Orvin Cabrera

Personal information
- Full name: Orvin Geovanny Cabrera Girón
- Date of birth: 20 February 1977
- Place of birth: La Lima, Honduras
- Date of death: 28 September 2010 (aged 33)
- Place of death: San Pedro Sula, Honduras
- Position: Striker

Senior career*
- Years: Team / Apps / (Gls)
- 1995–1999: Real España / 91 / (33)
- 1999–2001: Olimpia / 67 / (12)
- 2002: Marathón / 29 / (3)
- 2003–2004: Luis Ángel Firpo
- 2004–2009: Vida
- Total:  / 187 / (48)

International career
- 1995: Honduras U20 / 2 / (0)
- 2000: Honduras / 1 / (1)

Medal record
Honduras
| First place | CONCACAF U-20 Tournament | 1994 |

= Orvin Cabrera =

Honduran footballer (1977-2010)

Orvin Geovanny Cabrera Girón (20 February 1977 – 28 September 2010) was a Honduran football player who played at both professional and international levels as a striker.

==Club career==
Born in La Lima, Cabrera began his professional career in 1995, and played for Real España, Olimpia, Marathón, Salvadoran outfit Luis Ángel Firpo and Vida. He retired in 2009 due to illness.

==International career==
Nicknamed Pato (Duck), Cabrera played at the 1995 FIFA World Youth Championship, making two appearances including a 7-1 demolition by Holland in which game he was sent off.

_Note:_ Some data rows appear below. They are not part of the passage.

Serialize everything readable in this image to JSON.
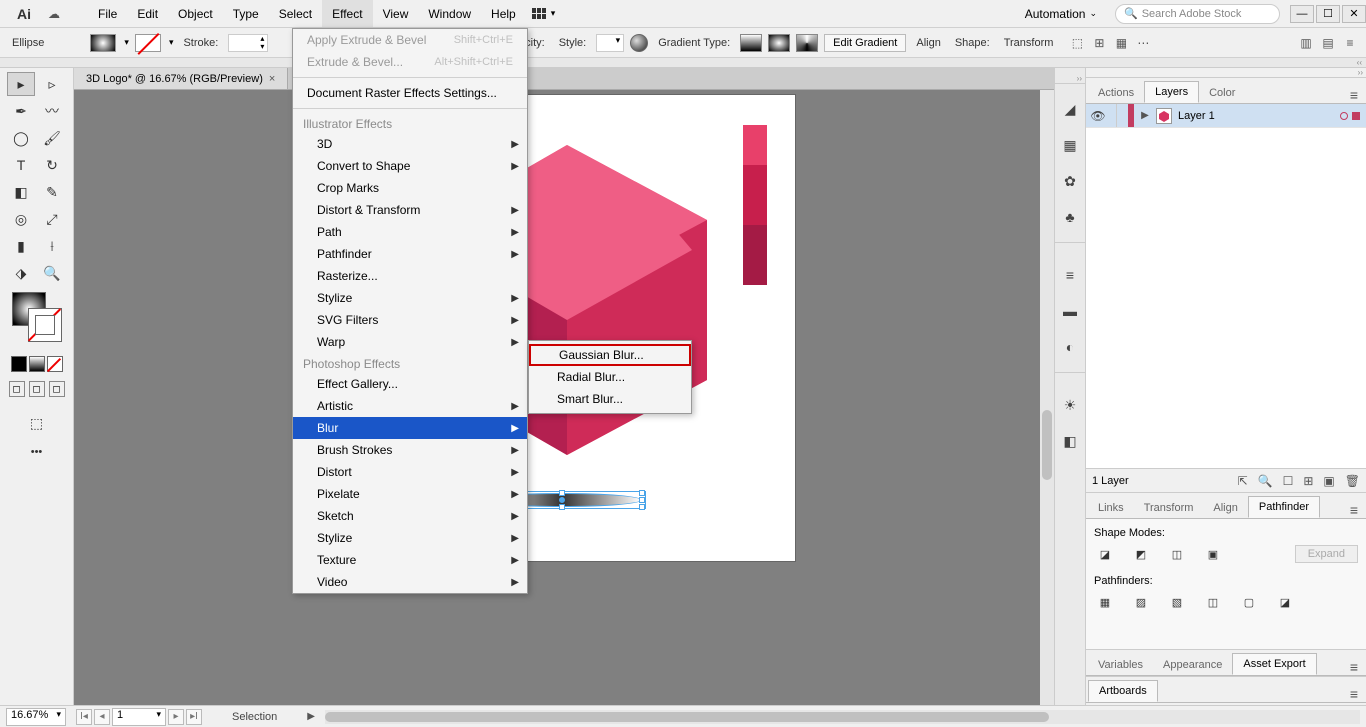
{
  "app": {
    "logo": "Ai"
  },
  "menubar": [
    "File",
    "Edit",
    "Object",
    "Type",
    "Select",
    "Effect",
    "View",
    "Window",
    "Help"
  ],
  "menubar_open": "Effect",
  "automation_label": "Automation",
  "search_placeholder": "Search Adobe Stock",
  "controlbar": {
    "shape": "Ellipse",
    "stroke_label": "Stroke:",
    "opacity_label": "Opacity:",
    "style_label": "Style:",
    "gradient_label": "Gradient Type:",
    "edit_gradient": "Edit Gradient",
    "align_label": "Align",
    "shape_label": "Shape:",
    "transform_label": "Transform"
  },
  "document_tab": "3D Logo* @ 16.67% (RGB/Preview)",
  "effect_menu": {
    "apply": "Apply Extrude & Bevel",
    "apply_sc": "Shift+Ctrl+E",
    "last": "Extrude & Bevel...",
    "last_sc": "Alt+Shift+Ctrl+E",
    "raster_settings": "Document Raster Effects Settings...",
    "ill_header": "Illustrator Effects",
    "ill_items": [
      "3D",
      "Convert to Shape",
      "Crop Marks",
      "Distort & Transform",
      "Path",
      "Pathfinder",
      "Rasterize...",
      "Stylize",
      "SVG Filters",
      "Warp"
    ],
    "ill_subs": [
      true,
      true,
      false,
      true,
      true,
      true,
      false,
      true,
      true,
      true
    ],
    "ps_header": "Photoshop Effects",
    "ps_items": [
      "Effect Gallery...",
      "Artistic",
      "Blur",
      "Brush Strokes",
      "Distort",
      "Pixelate",
      "Sketch",
      "Stylize",
      "Texture",
      "Video"
    ],
    "ps_subs": [
      false,
      true,
      true,
      true,
      true,
      true,
      true,
      true,
      true,
      true
    ],
    "ps_highlight": "Blur"
  },
  "blur_submenu": [
    "Gaussian Blur...",
    "Radial Blur...",
    "Smart Blur..."
  ],
  "right_vstrip_icons": [
    "properties",
    "swatches",
    "symbols",
    "brushes",
    "stroke",
    "gradient",
    "transparency",
    "appearance",
    "graphic-styles"
  ],
  "panels": {
    "group1_tabs": [
      "Actions",
      "Layers",
      "Color"
    ],
    "group1_active": "Layers",
    "layer_name": "Layer 1",
    "layers_count": "1 Layer",
    "group2_tabs": [
      "Links",
      "Transform",
      "Align",
      "Pathfinder"
    ],
    "group2_active": "Pathfinder",
    "pf_shape_modes": "Shape Modes:",
    "pf_expand": "Expand",
    "pf_pathfinders": "Pathfinders:",
    "group3_tabs": [
      "Variables",
      "Appearance",
      "Asset Export"
    ],
    "group3_active": "Asset Export",
    "group4_tab": "Artboards"
  },
  "statusbar": {
    "zoom": "16.67%",
    "artboard_num": "1",
    "selection": "Selection"
  }
}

He also once appeared for the Honduran senior team, scoring one goal in a May 2000 friendly match against Canada.

==Death==
Cabrera died in San Pedro Sula on 28 September 2010, following a two-year battle with kidney cancer. During his illness, his wife was robbed of money meant to cover his treatment costs.

He left behind his wife Narlin Morales and their two children, Nayelhy and Orvin.